Parlando di smart city e Internet of Things spesso ci si attarda in discussioni sulle tecnologie di base (sensori, beacon, telematica, tracker, applicazioni mobili, dispositivi di geolocalizzazione), perdendo di vista il valore di business.
Come nota il ceo di Emc Italia, Marco Fanizzi, molti pongono un’equazione: milioni di diversi dispositivi connessi, sommati a enormi quantità di dati, uguale massima confusione.
Del resto la possibilità di catturare, archiviare e gestire dati generati dai dispositivi, combinati con quelli del nostro corpo, apre scenari illimitati.
Applicando il paradigma alla città, i dispositivi che la compongono (semafori, parchimetri, strumenti meteo) e videocamere (traffico, traffico pedonale e ciclabile di flusso) generano dati che, combinati con quelli che provengono da social media, avvisi istituzionali o che riguardano il territorio, offrono un quadro sulle attività della città, le sue problematiche e la sua vita economica e sociale.
Tuttavia, osserva Fanizzi, una città connessa non significa che sia “intelligente”. Può però diventare “smart”.
Come si diventa “smart”
Si comincia con l’identificare un bisogno chiave per la città o gli obiettivi che si vogliono raggiungere. Ad esempio, a fronte di un obiettivo come “Migliorare il flusso del traffico”, bisogna analizzare le decisioni che devono essere prese per raggiungerlo.
Questo implica interventi su più aree da organizzare:
- traffico: nuove strade, corsie, rotonde, piste ciclabili, attraversamenti pedonali, passaggi a livello, fermate dell’autobus.
- riparazione strade: rifacimento manto stradale, materiali e attrezzature necessarie.
- rilascio di permessi di costruzione: tipologia di permessi necessari, impatto sul flusso di traffico, tempistiche richieste, numero di dipendenti da considerare.
- gestione eventi: impatto sul normale flusso di traffico, data, ora, luogo e durata degli interventi.
- aree di parcheggio: dove, con quali caratteristiche.
Una volta che si è consapevoli delle decisioni da prendere, il passo successivo è ipotizzare le domande/obiezioni che i cittadini potrebbero sollevare, e trovare le risposte.
Questo processo aiuta a identificare le variabili decisionali, oltre che a scoprire nuovi elementi (cioè altre fonti di dati) che possono concorrere al raggiungimento dell’obiettivo.
Dati no filter
In questa fase del processo, per Fanizzi, è importante considerare tutte le fonti di dati, senza alcun filtro.
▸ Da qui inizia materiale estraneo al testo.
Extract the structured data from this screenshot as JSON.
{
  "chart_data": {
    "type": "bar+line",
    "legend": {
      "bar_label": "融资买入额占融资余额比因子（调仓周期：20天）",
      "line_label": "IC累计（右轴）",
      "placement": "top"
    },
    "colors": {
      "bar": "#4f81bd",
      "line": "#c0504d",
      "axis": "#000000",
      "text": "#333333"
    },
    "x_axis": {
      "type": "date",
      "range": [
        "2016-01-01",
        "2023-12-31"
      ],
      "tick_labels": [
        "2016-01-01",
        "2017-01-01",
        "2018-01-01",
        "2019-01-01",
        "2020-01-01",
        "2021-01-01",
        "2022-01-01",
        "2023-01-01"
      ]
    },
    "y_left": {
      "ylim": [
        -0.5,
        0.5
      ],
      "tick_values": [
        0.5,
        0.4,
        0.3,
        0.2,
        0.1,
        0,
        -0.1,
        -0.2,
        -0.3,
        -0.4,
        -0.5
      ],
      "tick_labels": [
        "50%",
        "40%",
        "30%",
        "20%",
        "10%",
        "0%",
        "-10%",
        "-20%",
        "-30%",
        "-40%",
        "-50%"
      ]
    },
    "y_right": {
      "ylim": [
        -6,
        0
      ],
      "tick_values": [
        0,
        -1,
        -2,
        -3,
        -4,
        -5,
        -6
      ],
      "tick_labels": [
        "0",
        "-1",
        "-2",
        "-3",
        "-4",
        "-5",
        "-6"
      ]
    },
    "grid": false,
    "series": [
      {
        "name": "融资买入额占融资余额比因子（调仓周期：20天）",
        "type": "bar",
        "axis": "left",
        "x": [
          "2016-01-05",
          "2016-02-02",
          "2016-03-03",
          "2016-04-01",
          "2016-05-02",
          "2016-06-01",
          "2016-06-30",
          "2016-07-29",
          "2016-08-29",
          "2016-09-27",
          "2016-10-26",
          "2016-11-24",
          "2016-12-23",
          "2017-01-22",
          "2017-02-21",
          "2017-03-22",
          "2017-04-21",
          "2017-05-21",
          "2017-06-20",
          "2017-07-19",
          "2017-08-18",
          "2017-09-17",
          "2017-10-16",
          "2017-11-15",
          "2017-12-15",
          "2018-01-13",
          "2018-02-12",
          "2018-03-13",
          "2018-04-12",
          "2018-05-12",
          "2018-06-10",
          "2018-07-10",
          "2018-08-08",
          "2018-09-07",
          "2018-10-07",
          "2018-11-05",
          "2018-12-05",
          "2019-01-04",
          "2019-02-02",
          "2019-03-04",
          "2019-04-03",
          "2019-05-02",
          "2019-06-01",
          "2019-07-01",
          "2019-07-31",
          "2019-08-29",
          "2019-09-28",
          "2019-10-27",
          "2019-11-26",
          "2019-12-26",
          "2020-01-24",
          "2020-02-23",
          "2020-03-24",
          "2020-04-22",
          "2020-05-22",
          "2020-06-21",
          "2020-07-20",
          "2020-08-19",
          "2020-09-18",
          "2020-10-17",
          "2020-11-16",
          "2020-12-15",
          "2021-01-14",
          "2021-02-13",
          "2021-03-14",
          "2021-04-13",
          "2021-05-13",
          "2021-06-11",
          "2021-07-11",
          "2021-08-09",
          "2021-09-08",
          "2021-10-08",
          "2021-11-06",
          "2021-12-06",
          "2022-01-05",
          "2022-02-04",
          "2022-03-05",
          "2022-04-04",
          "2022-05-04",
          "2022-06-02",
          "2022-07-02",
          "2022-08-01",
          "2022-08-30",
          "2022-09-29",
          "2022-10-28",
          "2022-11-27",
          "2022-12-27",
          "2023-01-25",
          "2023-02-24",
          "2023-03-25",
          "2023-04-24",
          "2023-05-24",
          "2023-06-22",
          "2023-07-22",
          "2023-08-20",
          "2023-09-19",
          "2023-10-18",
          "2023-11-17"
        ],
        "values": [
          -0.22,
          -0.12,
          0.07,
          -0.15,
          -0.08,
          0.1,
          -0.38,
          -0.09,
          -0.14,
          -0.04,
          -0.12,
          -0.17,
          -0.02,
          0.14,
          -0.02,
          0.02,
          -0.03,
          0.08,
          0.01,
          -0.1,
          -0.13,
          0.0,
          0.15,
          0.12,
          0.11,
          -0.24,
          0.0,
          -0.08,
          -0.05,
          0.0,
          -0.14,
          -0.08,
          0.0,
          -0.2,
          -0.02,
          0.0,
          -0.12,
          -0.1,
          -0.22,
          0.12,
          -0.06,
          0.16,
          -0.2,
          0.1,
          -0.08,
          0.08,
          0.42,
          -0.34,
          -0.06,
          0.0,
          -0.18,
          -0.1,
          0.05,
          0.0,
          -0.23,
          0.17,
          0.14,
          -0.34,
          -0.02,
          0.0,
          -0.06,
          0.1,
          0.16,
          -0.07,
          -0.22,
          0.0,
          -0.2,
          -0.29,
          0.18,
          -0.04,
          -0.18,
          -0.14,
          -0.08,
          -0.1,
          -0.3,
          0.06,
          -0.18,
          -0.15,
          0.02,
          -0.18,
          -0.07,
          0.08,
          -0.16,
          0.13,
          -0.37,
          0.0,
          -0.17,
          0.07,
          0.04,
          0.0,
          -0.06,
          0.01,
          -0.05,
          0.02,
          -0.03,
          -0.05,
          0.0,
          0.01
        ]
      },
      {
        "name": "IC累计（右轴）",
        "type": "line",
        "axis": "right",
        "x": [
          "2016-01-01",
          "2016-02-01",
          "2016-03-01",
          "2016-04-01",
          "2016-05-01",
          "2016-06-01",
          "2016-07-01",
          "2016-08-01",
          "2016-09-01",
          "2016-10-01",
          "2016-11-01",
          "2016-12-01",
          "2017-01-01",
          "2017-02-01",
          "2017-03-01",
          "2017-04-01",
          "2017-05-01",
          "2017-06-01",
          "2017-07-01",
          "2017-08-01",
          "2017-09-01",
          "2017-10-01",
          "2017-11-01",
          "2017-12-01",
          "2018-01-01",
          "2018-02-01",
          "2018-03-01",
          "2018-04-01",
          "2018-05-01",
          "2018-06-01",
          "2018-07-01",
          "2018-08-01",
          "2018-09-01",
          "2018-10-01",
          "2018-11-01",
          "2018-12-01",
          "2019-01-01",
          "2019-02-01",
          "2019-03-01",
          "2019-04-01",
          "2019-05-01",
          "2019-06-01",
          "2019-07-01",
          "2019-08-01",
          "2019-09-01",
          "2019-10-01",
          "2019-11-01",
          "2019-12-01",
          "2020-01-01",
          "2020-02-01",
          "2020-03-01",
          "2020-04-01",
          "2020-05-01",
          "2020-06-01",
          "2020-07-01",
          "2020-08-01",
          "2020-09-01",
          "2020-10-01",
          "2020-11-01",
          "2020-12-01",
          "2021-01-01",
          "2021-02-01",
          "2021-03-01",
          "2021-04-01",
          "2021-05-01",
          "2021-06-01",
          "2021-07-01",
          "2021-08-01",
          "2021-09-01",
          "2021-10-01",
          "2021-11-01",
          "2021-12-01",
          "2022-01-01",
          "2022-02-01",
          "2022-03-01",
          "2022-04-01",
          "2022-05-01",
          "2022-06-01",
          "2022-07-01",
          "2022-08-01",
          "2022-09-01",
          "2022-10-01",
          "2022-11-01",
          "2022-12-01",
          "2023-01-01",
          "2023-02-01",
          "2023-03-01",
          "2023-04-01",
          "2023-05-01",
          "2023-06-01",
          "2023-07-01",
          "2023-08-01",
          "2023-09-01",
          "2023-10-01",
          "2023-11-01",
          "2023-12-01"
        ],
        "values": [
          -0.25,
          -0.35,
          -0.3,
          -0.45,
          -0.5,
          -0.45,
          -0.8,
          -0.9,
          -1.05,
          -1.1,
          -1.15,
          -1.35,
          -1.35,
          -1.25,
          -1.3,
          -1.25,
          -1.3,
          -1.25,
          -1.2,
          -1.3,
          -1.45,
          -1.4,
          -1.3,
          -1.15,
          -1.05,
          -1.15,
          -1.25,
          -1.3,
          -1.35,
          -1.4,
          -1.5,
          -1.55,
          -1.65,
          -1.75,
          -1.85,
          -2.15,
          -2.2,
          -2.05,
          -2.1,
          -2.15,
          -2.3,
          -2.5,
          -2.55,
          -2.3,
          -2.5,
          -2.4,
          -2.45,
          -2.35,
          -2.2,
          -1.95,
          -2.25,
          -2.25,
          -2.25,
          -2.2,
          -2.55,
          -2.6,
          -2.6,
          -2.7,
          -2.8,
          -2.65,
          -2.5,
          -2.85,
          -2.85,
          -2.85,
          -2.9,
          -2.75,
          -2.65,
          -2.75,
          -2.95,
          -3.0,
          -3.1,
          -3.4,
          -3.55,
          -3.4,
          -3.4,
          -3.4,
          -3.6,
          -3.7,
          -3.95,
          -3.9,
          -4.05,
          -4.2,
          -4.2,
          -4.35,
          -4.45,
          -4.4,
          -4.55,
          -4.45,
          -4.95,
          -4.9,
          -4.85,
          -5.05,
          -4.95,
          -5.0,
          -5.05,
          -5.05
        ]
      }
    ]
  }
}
Procedendo, si deve valutare il valore dell’iniziativa (il business) e la fattibilità di attuazione di ciascun elemento/fonte.
Il passo finale è testare i diversi modelli di analisi, non è insolito provare anche 10 o 20 modelli differenti, che devono portare alle decisioni ottimali.
Un esempio: studiare la relazione tra eventi che tendono a verificarsi nello stesso momento, capire i tempi necessari per smaltire il traffico dopo un determinato evento, comprendere l’impatto di eventuali cambiamenti nei comportamenti dei conducenti, introdurre funzionalità di sentiment analysis sui social media per scoprire le aree di insoddisfazione dei cittadini.
Da città connessa a intelligente
In sintesi, il passaggio da “connessa” a “intelligente” per Fanizzi necessita di molto lavoro preparatorio.
Ma gli sforzi maggiori sono da prevedere successivamente, quando le decisioni prese dovranno essere sostenute e argomentate.
Questo è il modo più produttivo di utilizzare i dati: il fatto di avere tanti dati connessi tra loro è utile solo se questo porta a prendere decisioni migliori e a essere più intelligenti.